I think my wife foreclosed most of them. She is at the courthouse every week buying back properties for banks.
 
So we are not #4?
 
Howard, the data is accurate. What is not accurate is the reporting. RealtyTrac accurately reports the level foreclosure related activity. As anyone who has held a mortgage knows, you may start the foreclosure process several times on the same house in a given year. The last one I had required me to start the foreclosure process 17 times in a five year period before they finally found a buyer to take the house.

RealtyTrac does not claim to be reporting the number of foreclosures that go to a sale. Unfortunately there are often people writing stories who are clueless about real estate and misuse the numbers. The proper use of RealtyTrac numbers is meaningful. It is an excellent gage of foreclosure activity and economic health of the housing market. It is not a gage of foreclosure sales.
 
Greg,

I understand your point; however, the methodology utilized in RealtyTrac's data reporting overstates information based upon commonly accepted definitions. Here is how the foreclosure statistics are defined by RealtyTrac

"Foreclosure filings include foreclosure-related documents in all three phases of foreclosure: Default — Notice of Default (NOD) and Lis Pendens (LIS); Auction — Notice of Trustee Sale and Notice of Foreclosure Sale (NTS and NFS); and Real Estate Owned, or REO properties (that have been foreclosed on and repurchased by a bank)."

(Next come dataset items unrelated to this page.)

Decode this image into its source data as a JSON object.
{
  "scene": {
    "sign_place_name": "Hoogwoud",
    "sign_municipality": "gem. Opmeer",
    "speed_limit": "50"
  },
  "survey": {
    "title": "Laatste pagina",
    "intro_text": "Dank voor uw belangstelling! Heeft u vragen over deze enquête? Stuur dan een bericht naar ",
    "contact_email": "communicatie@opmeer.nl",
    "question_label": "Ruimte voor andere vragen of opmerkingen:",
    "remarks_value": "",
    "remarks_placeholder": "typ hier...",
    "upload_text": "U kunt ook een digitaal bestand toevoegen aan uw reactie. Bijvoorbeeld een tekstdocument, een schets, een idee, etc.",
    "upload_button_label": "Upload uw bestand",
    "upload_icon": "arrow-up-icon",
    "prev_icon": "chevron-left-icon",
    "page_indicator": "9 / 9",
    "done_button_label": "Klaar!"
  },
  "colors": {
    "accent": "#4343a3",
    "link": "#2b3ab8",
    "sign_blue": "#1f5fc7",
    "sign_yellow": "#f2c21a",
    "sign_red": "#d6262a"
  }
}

However, foreclosure is not defined by the filing of an action but rather is only the actual court decision to award the property back to the lender. So therefore the grouping of lis pendence filings into the foreclosure statistics overstates the information. Since every stage of the process is counted in their data reporting, the same property is counted multiple times for the same action. In addition, in Florida as you are aware, many properties have at least two mortgages so as to avoid PMI coverage. Consequently, the foreclosure statistics reported through RealtyTrac will again reflect multiple filings on the same property.

This has been recently acknowledged by RealtyTrac in their posting of not just foreclosure data under their definition but adding a new category that reports just the number of affected properties. This has limited affect however because their ranking process compares only the foreclosure filings between other market areas which do not have as many second liens as Florida properties. Consequently, this again overstates the information due to inequitable comparisons.

I am not trying to indicate that there is not a problem within the market, just that what is reported does not reflect actual activity. We are in agreement however, that the biggest issue is the misuse of the data due to a lack of understanding of both the process and what the underlying data contains.
 
It is impossible to have any valid comparison due to variations in procedures from state to state. If a person surrenders their deed to the lender, there is no foreclosure, but it is certainly a comparable process.